On the surface the tinder caught again, and the kindling finally began to burn, so she stopped flicking sparks from her hands into her firepit. Skewers of meat on green wood rested on the stone nearby, and she washed blood and soot from her hands in rainwater while the fire caught. Soon the smell of roasting meat filled the ravine, filling her with the usual mix of hunger and shame. Her feelings were muted though, and her disgust at this point practically locked away. She'd grappled with it greatly in the first days, but at this point she acknowledged that she'd simply gotten used to it. It was horrible how easy it was for the unimaginable to become mundane.

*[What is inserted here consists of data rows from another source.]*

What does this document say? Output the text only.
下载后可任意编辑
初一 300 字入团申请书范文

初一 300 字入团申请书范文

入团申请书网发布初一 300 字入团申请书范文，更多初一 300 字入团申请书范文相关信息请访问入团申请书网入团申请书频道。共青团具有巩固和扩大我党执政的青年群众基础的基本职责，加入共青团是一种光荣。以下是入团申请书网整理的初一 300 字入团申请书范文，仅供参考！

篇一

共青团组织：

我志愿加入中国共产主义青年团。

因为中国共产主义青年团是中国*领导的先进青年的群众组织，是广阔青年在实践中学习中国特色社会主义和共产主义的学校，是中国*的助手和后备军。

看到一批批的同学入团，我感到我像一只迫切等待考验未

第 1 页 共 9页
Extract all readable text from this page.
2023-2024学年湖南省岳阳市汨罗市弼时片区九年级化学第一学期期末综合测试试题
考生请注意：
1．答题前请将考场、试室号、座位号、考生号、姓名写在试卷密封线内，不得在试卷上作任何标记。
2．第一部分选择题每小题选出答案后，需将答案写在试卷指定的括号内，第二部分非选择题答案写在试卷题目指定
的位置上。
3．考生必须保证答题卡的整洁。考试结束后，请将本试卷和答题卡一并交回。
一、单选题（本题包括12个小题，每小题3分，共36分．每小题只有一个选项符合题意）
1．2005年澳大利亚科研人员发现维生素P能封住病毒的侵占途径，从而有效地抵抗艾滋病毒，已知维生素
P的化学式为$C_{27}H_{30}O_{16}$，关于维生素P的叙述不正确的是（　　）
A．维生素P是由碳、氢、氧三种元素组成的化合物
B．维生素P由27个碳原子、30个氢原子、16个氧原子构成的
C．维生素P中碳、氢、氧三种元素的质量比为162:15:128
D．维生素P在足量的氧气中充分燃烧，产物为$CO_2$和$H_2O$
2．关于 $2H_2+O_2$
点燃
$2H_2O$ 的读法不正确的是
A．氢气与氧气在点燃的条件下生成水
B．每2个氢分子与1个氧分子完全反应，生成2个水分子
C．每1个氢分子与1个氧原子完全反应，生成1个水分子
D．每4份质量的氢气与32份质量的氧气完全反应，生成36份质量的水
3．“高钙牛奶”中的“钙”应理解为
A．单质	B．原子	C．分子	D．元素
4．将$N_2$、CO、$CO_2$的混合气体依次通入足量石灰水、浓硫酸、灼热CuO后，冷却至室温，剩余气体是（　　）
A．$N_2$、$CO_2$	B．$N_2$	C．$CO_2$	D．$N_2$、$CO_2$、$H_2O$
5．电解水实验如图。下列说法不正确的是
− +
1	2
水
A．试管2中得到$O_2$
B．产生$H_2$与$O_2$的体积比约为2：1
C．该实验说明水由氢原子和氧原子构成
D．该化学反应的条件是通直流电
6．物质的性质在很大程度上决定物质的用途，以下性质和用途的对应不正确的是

Once she had finished her grisly meal, her attention turned to the books she’d laid down on a slanted rock, as her fingers dipped into the clay bowl of blood leftover from her cooking. The bones had been laid out into the ritual already, and she traced the symbols from the pages in blood directly onto the bones themselves, ending it with a jagged symbol painted across the top of the skull itself. She scribbled a few notes on her log book with her unbloodied hand, under the heading ‘Attempt 7’. Her handiwork complete, she surveyed for a moment.
“I’m sorry father, but I hope you can help me one last time. I won’t die here.”
So she began the chant, and this time, the grasping, hungry magic took hold.